Son pouls s'accéléra légèrement.
La secrétaire le conduisit à
travers des couloirs familiers et ouvrit la porte du bureau exactement une
minute avant l'heure prévue.
René entra.
Il remarqua immédiatement la
différence.
André Colin était introuvable.
À la place, près de la grande
fenêtre donnant à Paris, les mains jointes dans le dos, se tenait Pierre
Messmer.
L'ancien commandant contemplait
pensivement la ville en contrebas.
Pendant un bref instant, aucun
des deux hommes ne parla. Puis Messmer se retourna et sourit.
Les années semblèrent s'évanouir
d'un coup.
« René, René le formidable !
» Pierre Messmer hurla, sa voix portant la résonance tonitruante et autoritaire
d'un homme habitué à commander des salles et à façonner le destin des peuples.
Il ouvrit grand les bras,
contraste frappant avec le protocole diplomatique étouffant de Paris, et
s'avança pour envelopper René Roccard dans une chaleureuse étreinte d'ours
réconfortante.
« Mon Commandant
», murmura René,
un sourire sincère illuminant son visage marqué par le temps alors qu'il se
laissait aller à l'étreinte, sentant la silhouette solide et rassurante de son
ancien supérieur.
« Regarde-toi. À part quelques
cheveux gris gagnés dans les tranchées diplomatiques, tu n'as pas changé d'un
poil, » rit Messmer, reculant juste assez pour l'évaluer de ses yeux perçants
et évaluateurs.
Pendant quelques battements de
cœur suspendus, les deux hommes se turent.
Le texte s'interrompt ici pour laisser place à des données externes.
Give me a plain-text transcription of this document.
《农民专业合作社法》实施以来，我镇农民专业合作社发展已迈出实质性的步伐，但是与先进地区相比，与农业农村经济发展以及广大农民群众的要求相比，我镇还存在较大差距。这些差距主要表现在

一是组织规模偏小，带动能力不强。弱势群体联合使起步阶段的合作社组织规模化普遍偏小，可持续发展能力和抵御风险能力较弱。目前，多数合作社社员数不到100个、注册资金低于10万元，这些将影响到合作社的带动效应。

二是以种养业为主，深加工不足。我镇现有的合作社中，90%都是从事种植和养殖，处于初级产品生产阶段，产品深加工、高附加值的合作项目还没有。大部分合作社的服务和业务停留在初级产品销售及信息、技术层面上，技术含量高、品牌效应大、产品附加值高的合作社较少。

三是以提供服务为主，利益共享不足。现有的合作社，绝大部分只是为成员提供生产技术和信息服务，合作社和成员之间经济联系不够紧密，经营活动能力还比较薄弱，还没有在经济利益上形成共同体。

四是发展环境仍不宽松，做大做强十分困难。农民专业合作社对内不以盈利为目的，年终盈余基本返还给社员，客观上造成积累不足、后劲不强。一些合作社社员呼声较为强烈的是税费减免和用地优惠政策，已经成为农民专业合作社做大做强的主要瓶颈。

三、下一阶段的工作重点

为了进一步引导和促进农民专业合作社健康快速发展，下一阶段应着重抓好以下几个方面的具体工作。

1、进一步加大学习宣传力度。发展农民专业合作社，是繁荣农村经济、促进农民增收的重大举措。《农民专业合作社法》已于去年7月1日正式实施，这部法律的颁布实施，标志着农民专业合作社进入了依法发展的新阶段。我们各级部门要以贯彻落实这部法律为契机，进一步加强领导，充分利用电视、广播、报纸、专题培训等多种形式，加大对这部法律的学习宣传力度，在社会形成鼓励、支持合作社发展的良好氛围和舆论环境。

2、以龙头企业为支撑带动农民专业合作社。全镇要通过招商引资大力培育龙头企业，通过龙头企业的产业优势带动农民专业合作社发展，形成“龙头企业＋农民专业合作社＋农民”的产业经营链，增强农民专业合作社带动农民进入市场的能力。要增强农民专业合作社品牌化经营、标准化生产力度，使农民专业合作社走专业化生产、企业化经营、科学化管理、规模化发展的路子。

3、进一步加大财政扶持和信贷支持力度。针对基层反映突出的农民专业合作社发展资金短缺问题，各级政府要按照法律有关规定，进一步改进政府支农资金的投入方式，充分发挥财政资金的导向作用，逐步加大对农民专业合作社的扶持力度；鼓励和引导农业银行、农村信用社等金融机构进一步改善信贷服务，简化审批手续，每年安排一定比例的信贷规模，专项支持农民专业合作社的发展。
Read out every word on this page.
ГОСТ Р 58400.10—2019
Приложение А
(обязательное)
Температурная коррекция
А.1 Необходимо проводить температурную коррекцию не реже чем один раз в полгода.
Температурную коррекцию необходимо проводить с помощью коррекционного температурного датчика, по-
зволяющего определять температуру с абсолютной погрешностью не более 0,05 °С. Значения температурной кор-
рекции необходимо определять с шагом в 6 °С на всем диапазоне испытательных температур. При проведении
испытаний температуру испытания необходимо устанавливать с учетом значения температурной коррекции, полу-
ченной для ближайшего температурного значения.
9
Ils n'avaient pas besoin de mots ;
L'histoire lourde et commune des vétérans ayant saigné pour le Tricolor
comblait le fossé entre eux.
« Je me sens profondément honoré
que tu aies réservé un temps précieux pour moi aujourd'hui », dit René, d'un
ton mesuré et respectueux. « Surtout compte tenu des crises incessantes que tu
dois gérer au quotidien. »
Messmer fit un geste de la main
pour balayer la main, se dirigeant vers un buffet en acajou élégant. « De quoi
tu parles, René ? Si je ne peux pas libérer mon emploi du temps pour quelqu'un
comme toi — un homme qui partage les fardeaux de l'État et les profondes
inquiétudes qui m'empêchent de dormir sur l'avenir de la France — alors qui
d'autre y a-t-il ? »
« Je suppose qu'il y a beaucoup
de choses avec lesquelles nous devons nous débattre. »
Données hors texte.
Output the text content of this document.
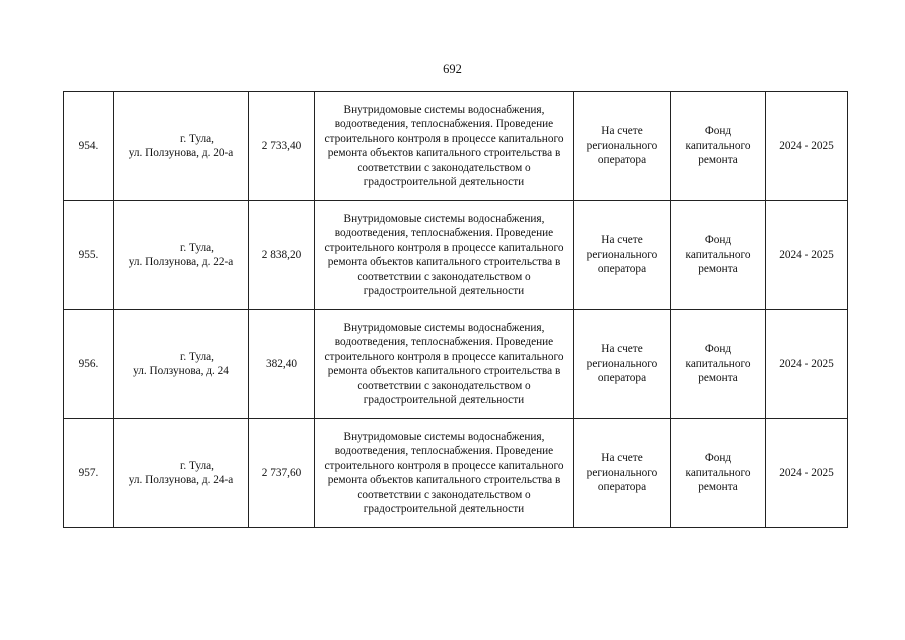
692
954.	г. Тула,
ул. Ползунова, д. 20-а	2 733,40	Внутридомовые системы водоснабжения, водоотведения, теплоснабжения. Проведение строительного контроля в процессе капитального ремонта объектов капитального строительства в соответствии с законодательством о градостроительной деятельности	На счете регионального оператора	Фонд капитального ремонта	2024 - 2025
955.	г. Тула,
ул. Ползунова, д. 22-а	2 838,20	Внутридомовые системы водоснабжения, водоотведения, теплоснабжения. Проведение строительного контроля в процессе капитального ремонта объектов капитального строительства в соответствии с законодательством о градостроительной деятельности	На счете регионального оператора	Фонд капитального ремонта	2024 - 2025
956.	г. Тула,
ул. Ползунова, д. 24	382,40	Внутридомовые системы водоснабжения, водоотведения, теплоснабжения. Проведение строительного контроля в процессе капитального ремонта объектов капитального строительства в соответствии с законодательством о градостроительной деятельности	На счете регионального оператора	Фонд капитального ремонта	2024 - 2025
957.	г. Тула,
ул. Ползунова, д. 24-а	2 737,60	Внутридомовые системы водоснабжения, водоотведения, теплоснабжения. Проведение строительного контроля в процессе капитального ремонта объектов капитального строительства в соответствии с законодательством о градостроительной деятельности	На счете регионального оператора	Фонд капитального ремонта	2024 - 2025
« Je suis entièrement à votre
disposition. Nous avons tout le temps du monde ce soir. Monsieur Colin fut
assez attentionné pour organiser un millésime convenable ; Cela devrait nous
garder le moral élevé pendant que nous luttons contre les forces obscures qui
hantent actuellement notre République. »
« Magnifique ! Du cognac ?
»
« Bien sûr que oui !
Maintenant, si ma mémoire ne me trompe pas, tu as toujours eu un palais exquis
pour le brandy. Même à l'époque, tes papilles gustatives étaient
remarquablement vives. Tu ne l'as peut-être pas réalisé à l'époque, mais tu
m'as constamment étonné par ta capacité à distinguer les notes subtiles et les
qualités d'un bon cognac sans perdre un battement. »
« Ah, quel verre magnifique »,
soupira René avec reconnaissance.
« Excellent ! Mon Dieu !
Comment on vivait avec ça à l'époque. Le brandy était de l'or liquide — si
douloureusement rare pendant ces mois brutaux en Indochine », se remémora
Messmer en versant le liquide ambré dans deux verres en cristal.
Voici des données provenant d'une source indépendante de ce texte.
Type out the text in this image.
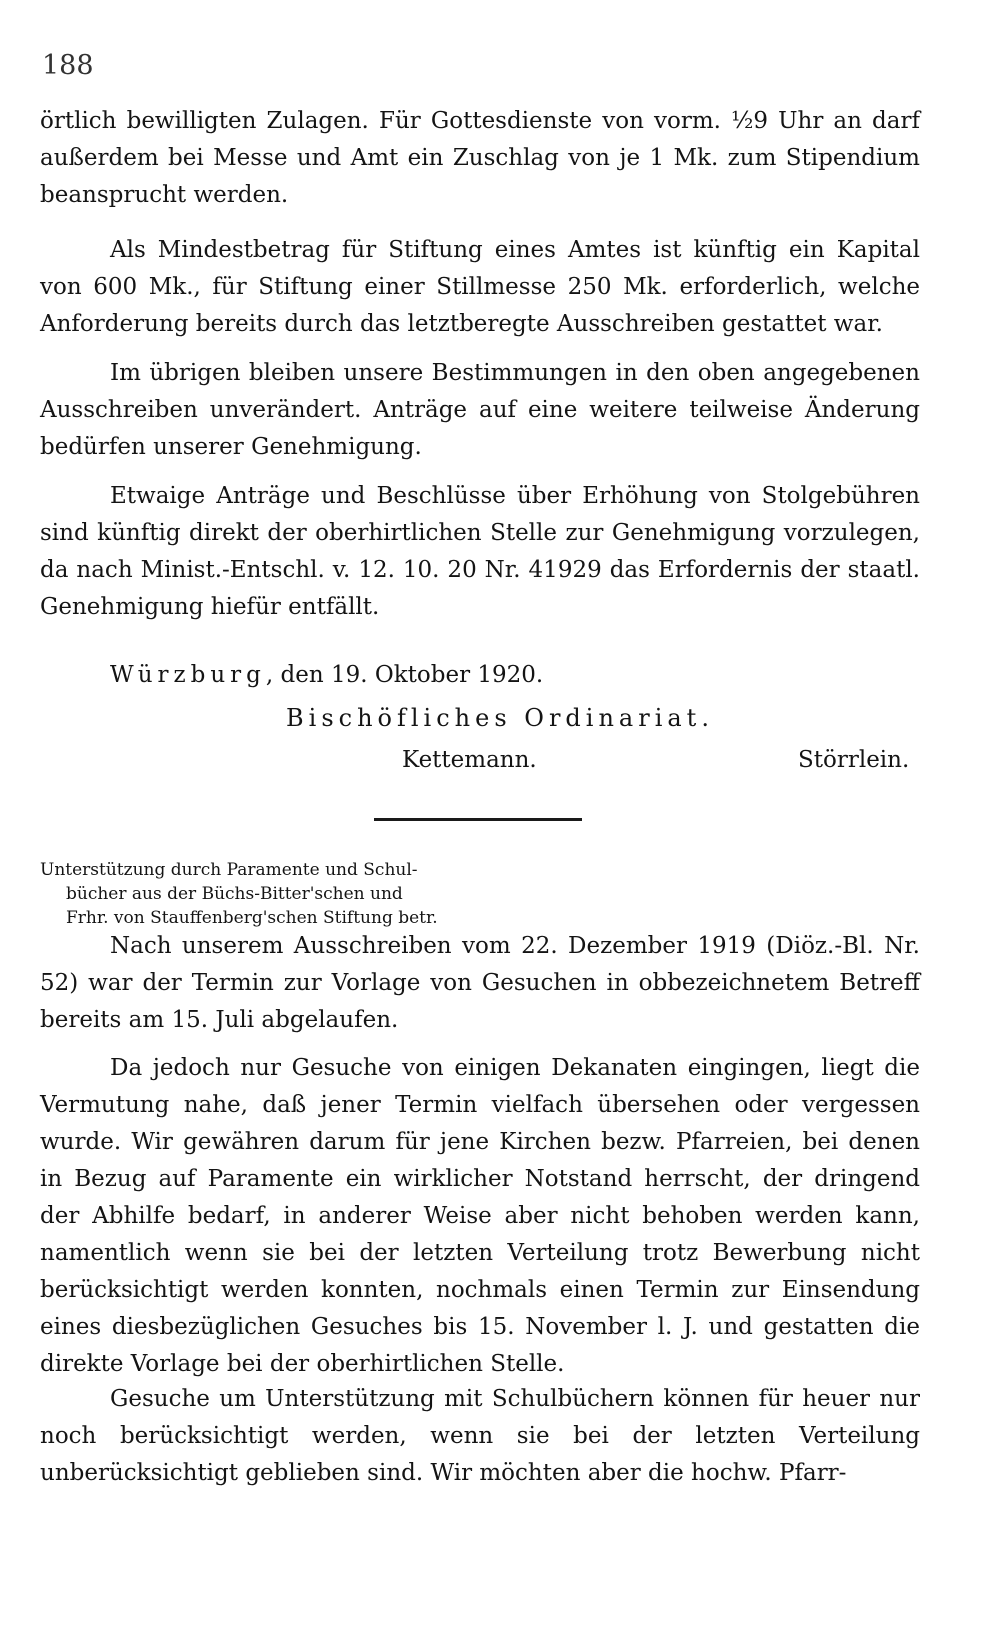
188

örtlich bewilligten Zulagen. Für Gottesdienste von vorm. ½9 Uhr an darf außerdem bei Messe und Amt ein Zuschlag von je 1 Mk. zum Stipendium beansprucht werden.

Als Mindestbetrag für Stiftung eines Amtes ist künftig ein Kapital von 600 Mk., für Stiftung einer Stillmesse 250 Mk. erforderlich, welche Anforderung bereits durch das letztberegte Ausschreiben gestattet war.

Im übrigen bleiben unsere Bestimmungen in den oben angegebenen Ausschreiben unverändert. Anträge auf eine weitere teilweise Änderung bedürfen unserer Genehmigung.

Etwaige Anträge und Beschlüsse über Erhöhung von Stolgebühren sind künftig direkt der oberhirtlichen Stelle zur Genehmigung vorzulegen, da nach Minist.-Entschl. v. 12. 10. 20 Nr. 41929 das Erfordernis der staatl. Genehmigung hiefür entfällt.

Würzburg, den 19. Oktober 1920.
Bischöfliches Ordinariat.
Kettemann.	Störrlein.
Unterstützung durch Paramente und Schul-
bücher aus der Büchs-Bitter'schen und
Frhr. von Stauffenberg'schen Stiftung betr.

Nach unserem Ausschreiben vom 22. Dezember 1919 (Diöz.-Bl. Nr. 52) war der Termin zur Vorlage von Gesuchen in obbezeichnetem Betreff bereits am 15. Juli abgelaufen.

Da jedoch nur Gesuche von einigen Dekanaten eingingen, liegt die Vermutung nahe, daß jener Termin vielfach übersehen oder vergessen wurde. Wir gewähren darum für jene Kirchen bezw. Pfarreien, bei denen in Bezug auf Paramente ein wirklicher Notstand herrscht, der dringend der Abhilfe bedarf, in anderer Weise aber nicht behoben werden kann, namentlich wenn sie bei der letzten Verteilung trotz Bewerbung nicht berücksichtigt werden konnten, nochmals einen Termin zur Einsendung eines diesbezüglichen Gesuches bis 15. November l. J. und gestatten die direkte Vorlage bei der oberhirtlichen Stelle.

Gesuche um Unterstützung mit Schulbüchern können für heuer nur noch berücksichtigt werden, wenn sie bei der letzten Verteilung unberücksichtigt geblieben sind. Wir möchten aber die hochw. Pfarr-
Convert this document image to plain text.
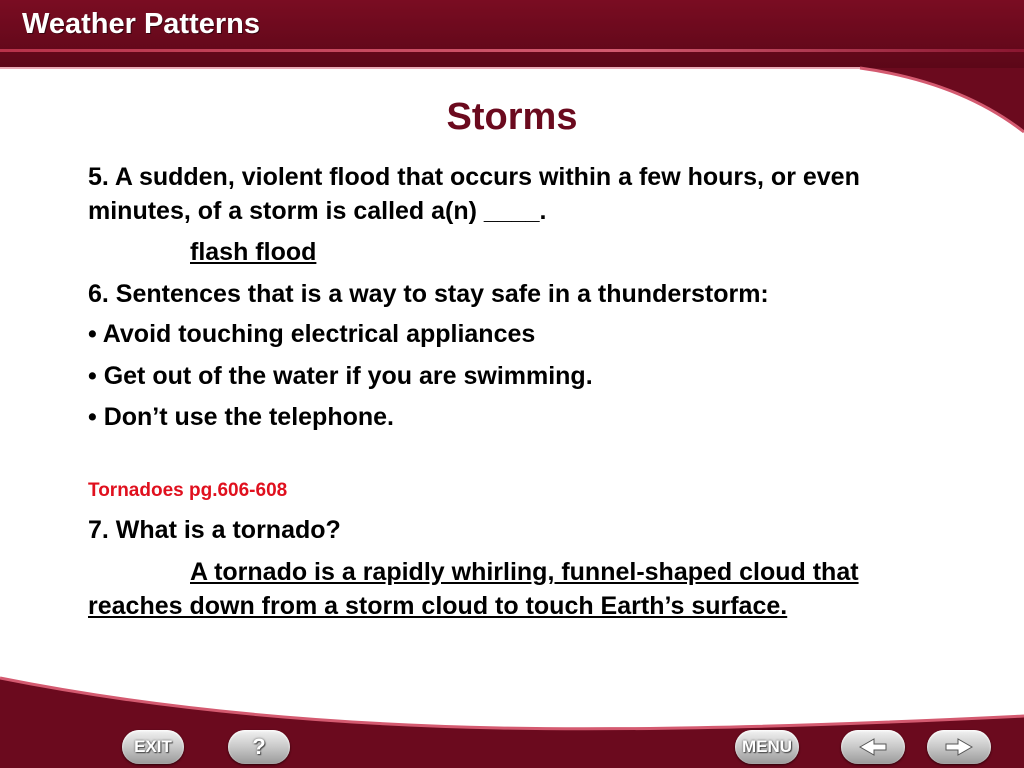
Weather Patterns
Storms

5. A sudden, violent flood that occurs within a few hours, or even minutes, of a storm is called a(n) ____.

flash flood

6. Sentences that is a way to stay safe in a thunderstorm:

• Avoid touching electrical appliances

• Get out of the water if you are swimming.

• Don’t use the telephone.

Tornadoes pg.606-608

7. What is a tornado?

A tornado is a rapidly whirling, funnel-shaped cloud that reaches down from a storm cloud to touch Earth’s surface.

EXIT	?	MENU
À la mention de l'Indochine, le
sourire de René s'élargit, vacillant d'un réseau complexe de nostalgie et de
souvenirs amers. Comme Messmer, il avait été propulsé dans les jungles fumantes
et traîtresses d'Asie du Sud-Est juste après le cataclysme de la Seconde Guerre
mondiale. Leur mission officielle : restaurer la souveraineté française absolue
sur les territoires coloniaux après le vide soudain laissé par la capitulation
des occupants japonais, et écraser de manière décisive la montée idéologique
des forces marxistes du Vietminh sous Ho Chi Minh.
C'était la première affectation
de René dans l'Est mystérieux et instable. L'environnement offrait peu de
distractions face à la chaleur implacable, à l'humidité oppressante et à la menace
constante d'embuscade — jusqu'à ce qu'il développe une affection inébranlable
pour les brandys locaux et l'attrait exotique et captivant des femmes
orientales. C'est au cœur de l'intérieur torride de l'Indochine qu'il découvrit
pour la première fois son attirance profonde pour les femmes, d'un degré riche
et élevé de pigmentation, une préférence qui l'avait depuis suivi à travers les
continents.
« Le brandy reste mon vice
persistant », avoua René, les yeux pétillants d'amusement.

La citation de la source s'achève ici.